By Jessie Taylor


Construction has begun on more than 60 infrastructure projects, which are set to provide South Africa with the boost it needs to kickstart its economy. 

The 62 projects fall under the National Infrastructure Plan and have been gazetted as Strategic Integrated Projects (SIPS) under the Infrastructure Development Act. This classification allows the implementation of the projects to be expedited.


Investing in economic potential

The National Infrastructure Plan (NIP) falls under the government’s Economic Reconstruction and Recovery Plan (ERRP).

The ERRP aims to build a new economy and unleash South Africa’s economic potential by focusing on four broad interventions – infrastructure investment, energy generation, employment stimulus and the industrialisation of the South African manufacturing sector.

The ERRP has the potential to create more than 800 000 jobs and unlock more than R1 trillion in infrastructure investment over the next four years, says President Cyril Ramaphosa.

“Infrastructure has immense potential to stimulate investment and growth, to develop other economic sectors and create sustainable employment both directly and indirectly. We have developed a robust pipeline of projects that will completely transform the landscape of our cities, towns and rural areas,” President Ramaphosa says.

To facilitate the ease of implementing these projects, the government has established Infrastructure South Africa (ISA) and the Infrastructure Fund with the capacity to prepare and package projects. Fast-tracking the implementation process for the 62 projects will enable around R340 billion in new investment.

Public Works and Infrastructure Minister Patricia de Lille estimates that addressing and maintaining South Africa’s public infrastructure through the 62 SIPs could cost around R6 trillion.

“Ultimately, infrastructure can be funded only by two sources: government and the private sector, with the government’s contribution from taxes and user payments. While finance can be raised from multiple sources, its availability and cost depend on the reliability of funding plans to service and ultimately repay any finance,” explains Minister De Lille.

Many of the projects are already under construction, providing much-needed jobs and helping to revive the struggling construction sector, Minister De Lille said.

The projects involve all three spheres of government, state-owned entities and departments.
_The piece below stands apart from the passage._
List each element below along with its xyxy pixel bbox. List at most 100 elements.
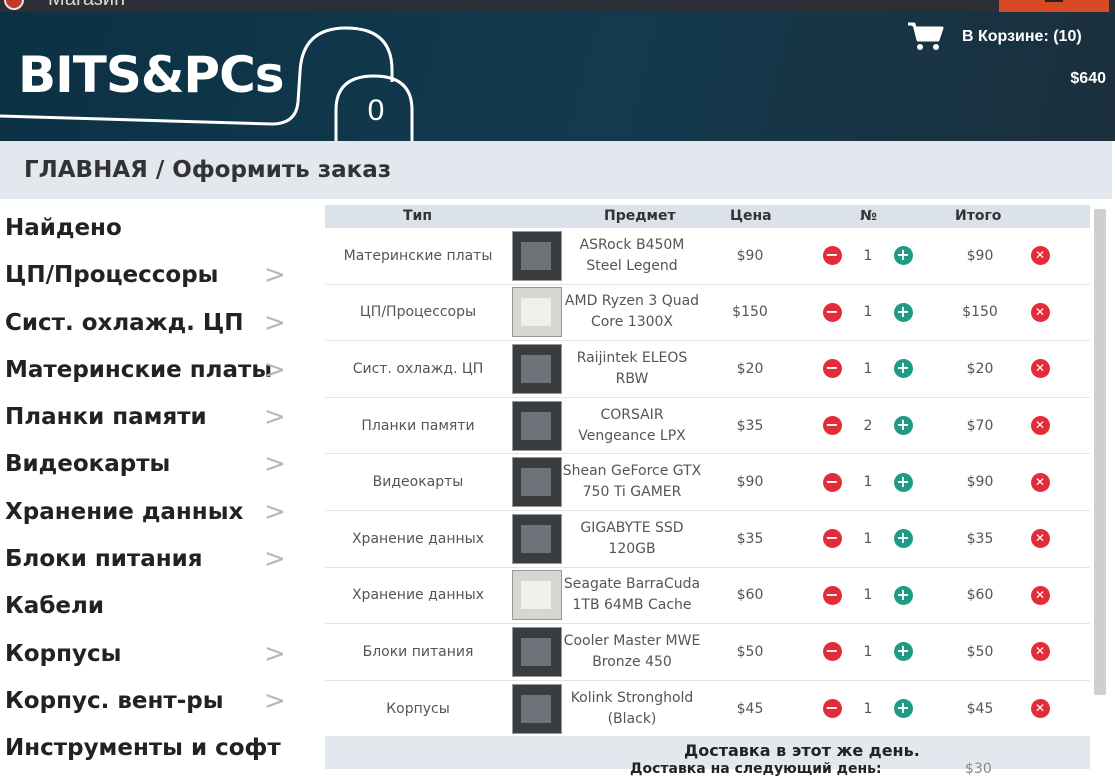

They will see the building of bridges, water systems, road and rail upgrades, student and social housing.

ISA has become the single-entry point for all infrastructure in the country. The ISA coordinates, monitors and raises funding for the SIPS across the country. This is no small among of funding – the government committed R100 billion over ten years to the Infrastructure Fund in 2020.


A coherent plan for SA’s infrastructure future

ISA, headed by Dr Kgosientsho Ramokgopa, has been instrumental in establishing the National Infrastructure Plan 2050. This plan, developed over a period of six months working closely with sector specialists and other stakeholders, ensures a long-term overview of infrastructure with a view to driving economic and social transformation.

Dr Ramokgopa says the NIP 2050 targets the provision of energy, water, transport and digital communications.

“The NDP sets a target that more than 90% of the population should enjoy access to grid-connected or off-grid electricity by 2030. To realise this vision, South Africa’s energy system will be supported by effective policies, institutions, governance systems, regulations and, where appropriate, competitive markets. The NDP envisages a freight transport sector that facilitates domestic and cross-border movement across supply chains to enable industrialisation, diversification and trade and development,” Dr Ramokgopa says.

The NIP 2050 aims to develop a coherent plan for the development of the country’s infrastructure networks and is aligned with the vision of the National Development Plan (NDP) 2030. The NIP’s top priority is to ensure the foundations are in place to achieve the transformation needed for inclusive growth. Infrastructure investment addresses spatial integration, expansion of urban economies and rural development and revitalisation.

Progress can already be measured, says Minister De Lille, in the unbundling of Eskom and the state-owned enterprise’s commitment to transition to clean energy generation.

In addition, Transnet is the process of introducing third-party operators into its branch network and main lines and has a series of reforms planned for port services. These are expected to dramatically improve the freight transport services in rail and ports, with the added value of reducing pressure on the roads.

SANRAL has also made significant progress in its road projects around the country, with nine construction projects valued at R18 billion in progress.

“Infrastructure development is critical to attaining South Africa’s long-term economic and social goals. The NIP 2050 will ensure that the foundations for achieving the National Development Plan vision for inclusive growth are supported. The NIP 2050 offers a strategic vision and plan that links top NDP objectives to actionable steps and intermediate outcomes,” said Minister De Lille.